Another round of applications: Prospective college students seek further opportunities at their new schools


Sankaran Subramaniam

Ramya Subramaniam stands in front of the Clough Undergraduate Learning Commons at the Georgia Institute of Technology. She and fellow senior Owen Jones will be participating in Georgia Tech’s Grand Challenges Living and Learning Community.

Ramya Subramaniam, Student Life Editor

As many seniors are wrapping up their college admissions processes, another set of applications could be a part of their future.

Learning communities are an opportunity that students can take advantage of in college. They are programs where students who share similar goals collaborate in and out of a classroom setting. Usually, in order to participate in the communities, students have to complete an application and be admitted.

Some of these programs are called Living and Learning Communities (LLC), which require students to live in the same dorms as their fellow classmates in the community. Schools do this as a hope of making sure there is bonding between the community and to make sure students are able to participate in all activities that are a part of the program.

Senior Amber Matthews is currently completing her application for the Young, Gifted and Black Learning Community at the University of Iowa. “In order to apply for this LLC (and all of the other LLCs at UI except for Honors), one has to fill out the housing application, select the LLC they desire, and write a supplemental statement on why they’d like to be a part of that community and what they intend to contribute,” she said.

The application process for learning communities is usually much more laid back than normal applications. They ask a couple of questions just to see if the student will fit in among the students. Because of the various different communities, students can apply to multiple to find the place where they will fit best.

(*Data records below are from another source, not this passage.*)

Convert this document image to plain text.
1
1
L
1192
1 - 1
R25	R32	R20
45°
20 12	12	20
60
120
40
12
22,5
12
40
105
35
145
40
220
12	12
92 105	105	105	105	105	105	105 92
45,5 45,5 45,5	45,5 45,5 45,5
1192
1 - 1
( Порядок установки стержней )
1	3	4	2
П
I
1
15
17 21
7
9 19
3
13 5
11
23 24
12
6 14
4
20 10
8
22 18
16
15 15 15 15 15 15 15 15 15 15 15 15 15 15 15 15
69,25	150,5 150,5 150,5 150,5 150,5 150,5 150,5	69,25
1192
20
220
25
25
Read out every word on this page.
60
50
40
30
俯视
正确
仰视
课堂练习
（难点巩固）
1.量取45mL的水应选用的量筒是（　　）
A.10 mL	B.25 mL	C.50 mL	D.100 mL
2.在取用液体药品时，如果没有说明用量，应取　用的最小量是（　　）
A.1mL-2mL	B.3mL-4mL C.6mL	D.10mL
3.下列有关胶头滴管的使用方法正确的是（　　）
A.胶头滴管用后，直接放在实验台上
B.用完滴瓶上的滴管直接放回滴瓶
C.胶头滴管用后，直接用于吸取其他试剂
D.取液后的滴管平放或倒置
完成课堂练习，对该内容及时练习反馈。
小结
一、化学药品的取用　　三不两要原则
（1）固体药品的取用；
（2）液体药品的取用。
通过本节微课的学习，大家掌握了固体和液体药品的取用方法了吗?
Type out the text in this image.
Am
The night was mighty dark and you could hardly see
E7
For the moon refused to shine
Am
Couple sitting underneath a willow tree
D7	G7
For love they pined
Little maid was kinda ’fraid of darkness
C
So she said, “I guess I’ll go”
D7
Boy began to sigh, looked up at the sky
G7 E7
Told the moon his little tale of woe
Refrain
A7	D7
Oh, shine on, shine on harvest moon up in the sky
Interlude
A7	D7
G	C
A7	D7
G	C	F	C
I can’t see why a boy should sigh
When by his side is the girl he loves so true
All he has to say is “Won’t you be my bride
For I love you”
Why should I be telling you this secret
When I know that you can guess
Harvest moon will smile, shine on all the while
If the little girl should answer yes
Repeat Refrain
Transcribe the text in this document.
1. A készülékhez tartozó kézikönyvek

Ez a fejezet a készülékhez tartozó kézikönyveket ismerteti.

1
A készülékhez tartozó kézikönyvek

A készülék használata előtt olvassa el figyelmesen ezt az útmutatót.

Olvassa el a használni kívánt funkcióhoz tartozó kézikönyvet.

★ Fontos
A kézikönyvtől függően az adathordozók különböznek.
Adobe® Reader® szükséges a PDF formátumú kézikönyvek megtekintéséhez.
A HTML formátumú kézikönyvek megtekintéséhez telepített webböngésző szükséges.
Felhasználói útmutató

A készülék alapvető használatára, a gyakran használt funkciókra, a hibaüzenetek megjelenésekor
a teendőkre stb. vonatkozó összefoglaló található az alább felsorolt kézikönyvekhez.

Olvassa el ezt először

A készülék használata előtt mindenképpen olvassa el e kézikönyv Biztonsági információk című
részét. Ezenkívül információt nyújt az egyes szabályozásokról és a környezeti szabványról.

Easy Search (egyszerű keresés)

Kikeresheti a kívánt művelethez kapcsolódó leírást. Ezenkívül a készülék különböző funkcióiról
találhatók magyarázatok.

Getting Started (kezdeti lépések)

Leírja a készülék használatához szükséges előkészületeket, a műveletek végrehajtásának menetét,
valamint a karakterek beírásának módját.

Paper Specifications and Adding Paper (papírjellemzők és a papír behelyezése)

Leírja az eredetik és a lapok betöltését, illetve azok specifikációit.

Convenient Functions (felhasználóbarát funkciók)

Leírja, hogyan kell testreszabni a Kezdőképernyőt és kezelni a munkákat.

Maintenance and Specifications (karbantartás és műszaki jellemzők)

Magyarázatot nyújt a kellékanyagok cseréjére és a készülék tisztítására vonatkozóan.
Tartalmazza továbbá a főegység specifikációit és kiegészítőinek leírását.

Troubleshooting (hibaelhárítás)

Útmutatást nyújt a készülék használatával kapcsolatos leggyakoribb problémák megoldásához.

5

There are different types of communities at each college including areas that surround entrepreneurship, sustainability, research and many more major specific communities. 

Senior Owen Jones will be attending the Georgia Institute of Technology in Atlanta next year to pursue mechanical engineering. Georgia Tech has five LLCs for freshmen. Jones will be participating in the Grand Challenges LLC which focuses on entrepreneurship and leadership.

“I’m most looking forward to hopefully having a very close group of friends in the learning community,” Jones reflected. “I decided on a LLC because it offers unique classes and a very cool problem solving program. I’m hoping that I get more experience working in teams and that I make friends in the community.”

Learning communities are typically run and organized by upperclassmen and a couple of professors. The goal with this setup is to allow students to get a better understanding of campus life as well as provide a mentor for students.

Though learning communities are a significant time commitment for students, many believe they are a great way to make new friends and find community within the college setting.

“I believe that the importance of living and learning communities depends on the person, but for me, I’d like to be in an environment where I can share experiences and listen to others who have had similar experiences — plus, it’s much easier to connect with people if you have something in common,” Matthews reflected.

Jones agreed with her. “Students should participate in them because they encourage cooperation and help students push each other,” he commented.

Learning communities are one of many opportunities available to students, but those who decide to participate will find themselves in an environment where they are surrounded and supported by those who want them to flourish.